Close to the plantations, this picturesque town was the first in Georgia to recognize the importance of monument protection, and to date more than a hundred buildings have been restored. The ability of the center to embrace the entire community and present important artistic programs to the public at no great cost makes it unique in southwest Georgia. In association with South Georgia Performing Arts, the Center hosts many other music events, including the annual Thomasville Music Festival and the William T. Williams Festival of Music and Dance, as well as concerts by local and national artists. The SouthGeorgia Ballet Conservatory performs ballet and music for the community and Thomas University, and has a full-time lecturer and students in arts, music and dance.
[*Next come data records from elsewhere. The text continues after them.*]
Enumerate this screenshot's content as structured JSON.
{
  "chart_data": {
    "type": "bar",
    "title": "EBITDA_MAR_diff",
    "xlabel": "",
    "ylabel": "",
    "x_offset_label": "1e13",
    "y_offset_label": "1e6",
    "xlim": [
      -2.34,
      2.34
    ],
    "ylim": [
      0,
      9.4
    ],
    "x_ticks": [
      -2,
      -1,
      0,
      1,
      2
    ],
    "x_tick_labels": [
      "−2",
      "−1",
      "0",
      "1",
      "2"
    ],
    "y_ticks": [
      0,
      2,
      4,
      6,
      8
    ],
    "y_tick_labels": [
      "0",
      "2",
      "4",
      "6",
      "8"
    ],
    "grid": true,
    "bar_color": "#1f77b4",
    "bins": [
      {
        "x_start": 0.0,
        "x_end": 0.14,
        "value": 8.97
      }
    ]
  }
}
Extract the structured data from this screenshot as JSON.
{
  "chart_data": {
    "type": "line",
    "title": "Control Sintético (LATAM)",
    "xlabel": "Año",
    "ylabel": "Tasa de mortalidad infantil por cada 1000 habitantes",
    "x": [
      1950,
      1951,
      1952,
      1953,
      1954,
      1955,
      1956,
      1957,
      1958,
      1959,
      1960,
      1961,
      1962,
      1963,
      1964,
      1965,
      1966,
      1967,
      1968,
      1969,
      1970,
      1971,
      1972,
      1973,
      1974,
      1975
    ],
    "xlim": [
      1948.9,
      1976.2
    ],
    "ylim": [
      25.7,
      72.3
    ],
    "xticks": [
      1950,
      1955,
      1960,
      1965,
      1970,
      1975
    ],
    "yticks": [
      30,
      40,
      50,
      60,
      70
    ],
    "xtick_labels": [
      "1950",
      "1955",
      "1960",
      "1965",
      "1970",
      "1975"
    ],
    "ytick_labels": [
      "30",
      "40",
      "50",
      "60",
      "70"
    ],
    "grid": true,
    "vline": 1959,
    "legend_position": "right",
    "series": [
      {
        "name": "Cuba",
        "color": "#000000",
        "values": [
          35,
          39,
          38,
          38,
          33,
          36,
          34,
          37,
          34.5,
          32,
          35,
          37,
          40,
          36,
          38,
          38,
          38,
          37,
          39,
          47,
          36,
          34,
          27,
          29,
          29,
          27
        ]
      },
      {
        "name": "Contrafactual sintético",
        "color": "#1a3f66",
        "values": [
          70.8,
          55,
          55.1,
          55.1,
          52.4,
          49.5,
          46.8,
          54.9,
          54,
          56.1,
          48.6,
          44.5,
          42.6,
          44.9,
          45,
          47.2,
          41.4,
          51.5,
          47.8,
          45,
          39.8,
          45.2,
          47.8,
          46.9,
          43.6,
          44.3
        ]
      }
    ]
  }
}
This outstanding series attracts audiences from across Georgia and Florida and is presented at the Thomasville Center for the Performing Arts in partnership with Thomas University, the Georgia Museum of Natural History and the University of Georgia.
Thomasville is home to several historical cultural organizations, including the Thomasville Center for the Performing Arts, the Georgia Museum of Natural History, and the Atlanta University Center Consortium. It is based at the University of Georgia Libraries and is a member of the Digital Library for Georgia (GALILEO) initiative, which provides access to more than 1,000 public and private libraries and archives throughout the state. DLG is also a partner in the National Institute of African American Studies of the National Library of Medicine. Developed in 1929 as the first public-private partnership between Georgia State University and the Atlanta College of Art and Design, the consortium offers a variety of educational, cultural and educational programs for students, faculty and staff that give you a sense of black pride and educational resilience as you enter campus.